Hakikaten itiraf edilmemiş bir panik var. Sanki bir yerden büyük bir dalga gelecek ve insanlar bekliyor. Bu homurdanmayı duymak isteyen duyuyor, istemeyen duymuyor. En büyük yayın grubu Springer, açık bir biçimde ‘bu hükümet gitsin’ konusunu açtı. Bir erken seçim iması yapıldı. Zaten Federal Almanya’da erken seçimler istisna değildir, sık sık yapılır. Burada da sorulacaktır: Neden erken seçim? Çok basit: İşler istendiği gibi yürümüyor. Özellikle bütçede görüyoruz. Bazı demokrat arkadaşlarımız hemen zıplamasınlar ‘Bak orada demokrasi var’ diye. Burada başka bir şey var. 2021 bütçesindeki 60 milyar avroluk ek borçlanma olanağını, Anayasa Mahkemesi, ‘amacına uygun kullanılmıyor’ gerekçesiyle reddetti. Hükümet de mırın kırın etti ama kabul etmek zorunda kaldılar. Bu blokaj, kurumlar arasında birbirini denetleme meselesi, büyük devletlerde olması gereken bir şey. Bütün sistem ortadan kalkabilir.”

‘Sistem kendisini AFD’den koruma moduna ayarlamış durumda’

Aşırı sağcı olarak nitelendirilen Almanya İçin Alternatif partisi AFD, anketlerde ikinci sıraya yerleşmişken, durumun bir ırkçılık-faşizm dalgası ile izah edilemeyeceğini belirten Çutsay, ‘refah şovenizminden’ söz etti:

“Almanya’da ciddi bir sorun var. Seçim anketlerine bakıyoruz, rakipsiz biçimde birçok çevrede aşırı sağ denilen, içinde faşizan grupların da olduğu AFD ikinci sırada. Ve sistem tamamen kendini bu partiden koruma moduna ayarlamış durumda. Olacak gibi de değil. Geniş halk kitleleri var. 21-22 milyon emekli var Almanya’da ve gelirleri çok düşük. İkincisi, göçmenler burada başka bir havayı ayaklandırdı. Zaten yoksul olanlar, ‘Bizden de yoksullar geliyor, biz ne olacağız?’ demeye başladı. Ben buna refah şovenizminin kullanılması diyorum. Bu, faşizm ve ırkçılık ile pek açıklanamıyor. Refah şovenizmi dediğimiz bir kavramlaştırma ile gelişmelere baktığımızda, Almanya’nın ciddi bir sistem sorunu yaşayabileceği ortaya çıkıyor.

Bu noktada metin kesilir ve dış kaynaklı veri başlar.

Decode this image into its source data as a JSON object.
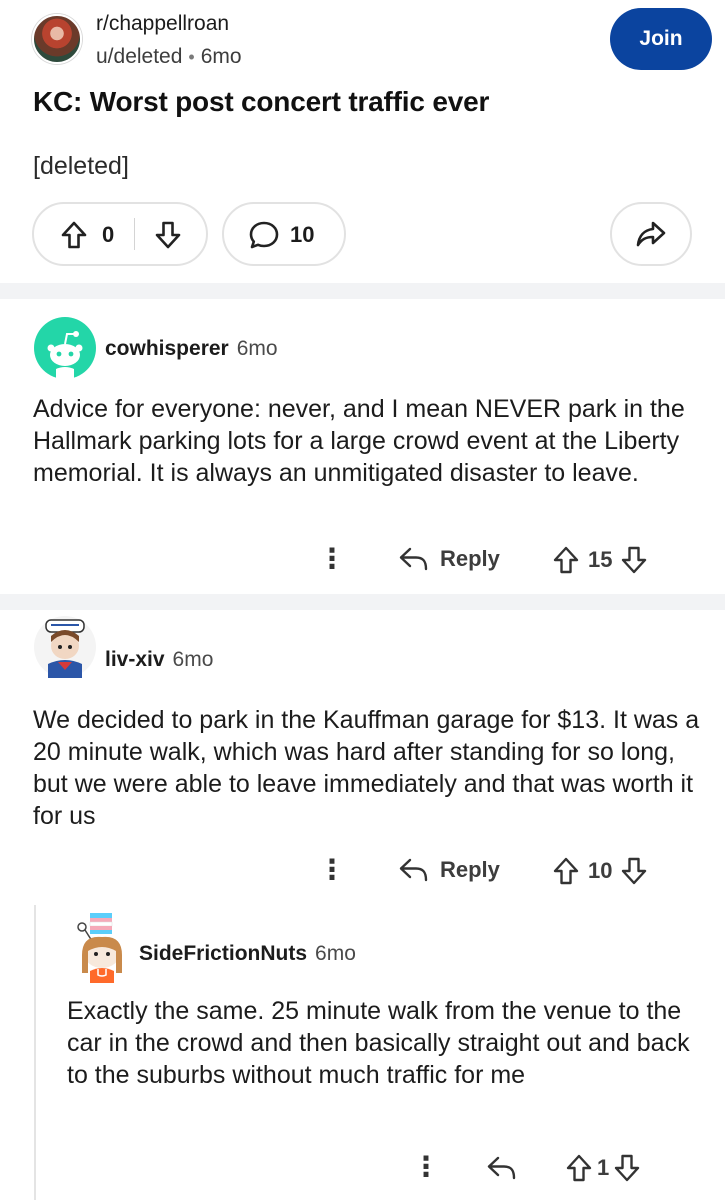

Birincisi Almanya, Avrupa’nın jeoekonomik gücü olarak Rusya ile bağlarını kopardığı, teknoloji gönderemez ve ucuz enerji alamaz hale geldiği için, üst üste resesyona giriyor. Bu, sanayi çıktılarının gerilemesi demek. Zaten ana akım medya da bunu söylüyor artık.”

‘Almanya çok ciddi bir sanayisizleşme sürecine girme korkusu yaşıyor’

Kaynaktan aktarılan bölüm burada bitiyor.